Conor McGregor isn’t just one of the greatest MMA fighters in the world, he’s one of the biggest personalities in sports, period. Known for his swaggering arrogance and competitive trash talk, his confidence obviously emerged early. The fighter was still a debt-laden wannabe living in his mother’s house when he decided to document his career on film. Shot between 2012 and 2016, director Gavin Fitzgerald captures McGregor’s rise from a regional scrapper to a two-weight UFC Champion, focusing on his infamous fights with Nate Diaz and Jose Aldo.

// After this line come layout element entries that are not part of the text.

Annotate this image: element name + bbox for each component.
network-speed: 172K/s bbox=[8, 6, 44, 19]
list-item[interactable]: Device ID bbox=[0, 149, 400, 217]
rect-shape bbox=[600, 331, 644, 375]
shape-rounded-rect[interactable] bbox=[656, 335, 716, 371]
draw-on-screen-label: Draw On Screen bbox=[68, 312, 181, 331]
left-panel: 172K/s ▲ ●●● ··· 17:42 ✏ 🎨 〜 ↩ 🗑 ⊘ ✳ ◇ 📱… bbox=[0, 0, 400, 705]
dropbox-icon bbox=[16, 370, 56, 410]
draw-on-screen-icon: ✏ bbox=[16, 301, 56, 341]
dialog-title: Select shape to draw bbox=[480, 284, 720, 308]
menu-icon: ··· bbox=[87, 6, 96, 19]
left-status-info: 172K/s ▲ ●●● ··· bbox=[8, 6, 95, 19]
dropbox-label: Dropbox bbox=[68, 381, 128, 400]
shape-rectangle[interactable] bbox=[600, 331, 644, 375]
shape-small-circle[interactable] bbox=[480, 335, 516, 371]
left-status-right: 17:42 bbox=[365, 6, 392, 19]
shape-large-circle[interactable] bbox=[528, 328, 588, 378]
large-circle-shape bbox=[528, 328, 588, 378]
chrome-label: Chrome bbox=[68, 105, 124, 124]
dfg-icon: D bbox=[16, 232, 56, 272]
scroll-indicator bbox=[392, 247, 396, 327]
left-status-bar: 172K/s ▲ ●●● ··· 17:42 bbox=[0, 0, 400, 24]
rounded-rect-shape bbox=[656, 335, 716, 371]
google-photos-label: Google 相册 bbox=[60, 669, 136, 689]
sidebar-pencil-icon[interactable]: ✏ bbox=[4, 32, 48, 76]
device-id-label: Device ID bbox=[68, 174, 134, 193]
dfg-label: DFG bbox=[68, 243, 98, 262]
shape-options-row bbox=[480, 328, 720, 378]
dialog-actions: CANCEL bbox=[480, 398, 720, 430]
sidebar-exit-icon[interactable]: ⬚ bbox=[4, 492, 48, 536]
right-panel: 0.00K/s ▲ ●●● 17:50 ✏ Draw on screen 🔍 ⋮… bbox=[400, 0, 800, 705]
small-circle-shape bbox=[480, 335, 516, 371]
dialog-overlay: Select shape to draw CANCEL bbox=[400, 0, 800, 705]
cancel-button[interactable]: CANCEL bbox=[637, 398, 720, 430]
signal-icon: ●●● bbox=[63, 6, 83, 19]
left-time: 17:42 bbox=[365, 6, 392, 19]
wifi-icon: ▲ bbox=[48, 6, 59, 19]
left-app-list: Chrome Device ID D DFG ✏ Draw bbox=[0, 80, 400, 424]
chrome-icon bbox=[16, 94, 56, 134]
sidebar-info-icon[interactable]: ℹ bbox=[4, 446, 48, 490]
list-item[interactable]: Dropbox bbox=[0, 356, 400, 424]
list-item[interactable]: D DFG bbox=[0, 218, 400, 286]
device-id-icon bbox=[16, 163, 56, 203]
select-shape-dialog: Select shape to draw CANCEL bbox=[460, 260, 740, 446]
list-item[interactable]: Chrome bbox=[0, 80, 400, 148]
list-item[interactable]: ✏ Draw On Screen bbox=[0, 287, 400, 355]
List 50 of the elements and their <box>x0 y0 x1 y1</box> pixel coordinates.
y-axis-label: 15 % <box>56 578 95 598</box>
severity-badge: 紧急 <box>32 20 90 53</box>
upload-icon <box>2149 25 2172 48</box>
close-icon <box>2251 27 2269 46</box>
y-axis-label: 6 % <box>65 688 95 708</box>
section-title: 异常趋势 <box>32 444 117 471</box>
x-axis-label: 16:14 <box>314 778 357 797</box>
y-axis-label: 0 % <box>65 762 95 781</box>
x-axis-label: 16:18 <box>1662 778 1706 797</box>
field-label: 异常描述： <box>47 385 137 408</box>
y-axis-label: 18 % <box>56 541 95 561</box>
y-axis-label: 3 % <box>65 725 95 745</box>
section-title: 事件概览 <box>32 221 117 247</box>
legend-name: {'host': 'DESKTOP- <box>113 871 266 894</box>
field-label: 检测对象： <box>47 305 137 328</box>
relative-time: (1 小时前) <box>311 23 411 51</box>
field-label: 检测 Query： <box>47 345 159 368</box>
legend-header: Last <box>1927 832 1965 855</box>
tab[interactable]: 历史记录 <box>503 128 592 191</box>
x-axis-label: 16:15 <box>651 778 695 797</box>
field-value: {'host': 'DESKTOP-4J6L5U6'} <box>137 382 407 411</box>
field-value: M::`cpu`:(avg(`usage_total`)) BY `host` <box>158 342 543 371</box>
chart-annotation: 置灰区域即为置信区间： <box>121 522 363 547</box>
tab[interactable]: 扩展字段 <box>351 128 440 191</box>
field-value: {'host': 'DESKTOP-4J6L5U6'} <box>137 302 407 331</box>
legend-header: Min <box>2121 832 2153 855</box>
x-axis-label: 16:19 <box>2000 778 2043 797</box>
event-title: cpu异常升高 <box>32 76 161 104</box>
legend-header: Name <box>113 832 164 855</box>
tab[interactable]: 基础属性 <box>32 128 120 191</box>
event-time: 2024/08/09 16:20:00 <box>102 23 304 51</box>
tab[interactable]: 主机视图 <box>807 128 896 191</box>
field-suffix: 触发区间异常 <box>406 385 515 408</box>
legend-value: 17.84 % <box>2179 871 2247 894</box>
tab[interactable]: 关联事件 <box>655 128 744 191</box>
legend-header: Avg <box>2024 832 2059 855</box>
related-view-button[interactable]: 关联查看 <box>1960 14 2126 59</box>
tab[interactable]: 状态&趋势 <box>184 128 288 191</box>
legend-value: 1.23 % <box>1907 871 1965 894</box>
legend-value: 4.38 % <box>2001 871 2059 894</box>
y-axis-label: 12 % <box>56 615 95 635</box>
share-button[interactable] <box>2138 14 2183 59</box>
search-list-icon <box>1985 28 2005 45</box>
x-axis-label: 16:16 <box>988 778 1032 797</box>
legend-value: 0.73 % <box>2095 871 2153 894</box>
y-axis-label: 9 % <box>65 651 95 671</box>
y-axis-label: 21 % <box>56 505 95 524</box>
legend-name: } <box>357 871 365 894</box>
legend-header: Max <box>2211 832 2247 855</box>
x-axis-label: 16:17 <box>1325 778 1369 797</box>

Eschewing interviews and talking heads for a fly-on-the-wall approach, Fitzgerald submerges the viewer in McGregor’s ambition. Whether training (sometimes through serious injuries), hanging out in opulent Vegas suites, or causing a stir at combative press conferences, McGregor’s focus is unwavering. He is always thinking of how to be better, and willing to starve himself and train relentlessly to put on a show. The fighter is refreshingly honest about his desire to accumulate and enjoy insane wealth; an understandable goal given his humble Crumlin beginnings. A scene where McGregor closes his door after a visit from Arnold Schwarzenegger and bursts into incredulous laughter shows the glee of a man realising he is living his dream.
While McGregor is an engaging force onscreen, the film isn’t particularly insightful. There’s no commentary about MMA itself, or his history of using racist and homophobic slurs. By not interviewing McGregor’s family, we get no insight into how he became so driven, or how his immersion in a vicious sport affects those around him.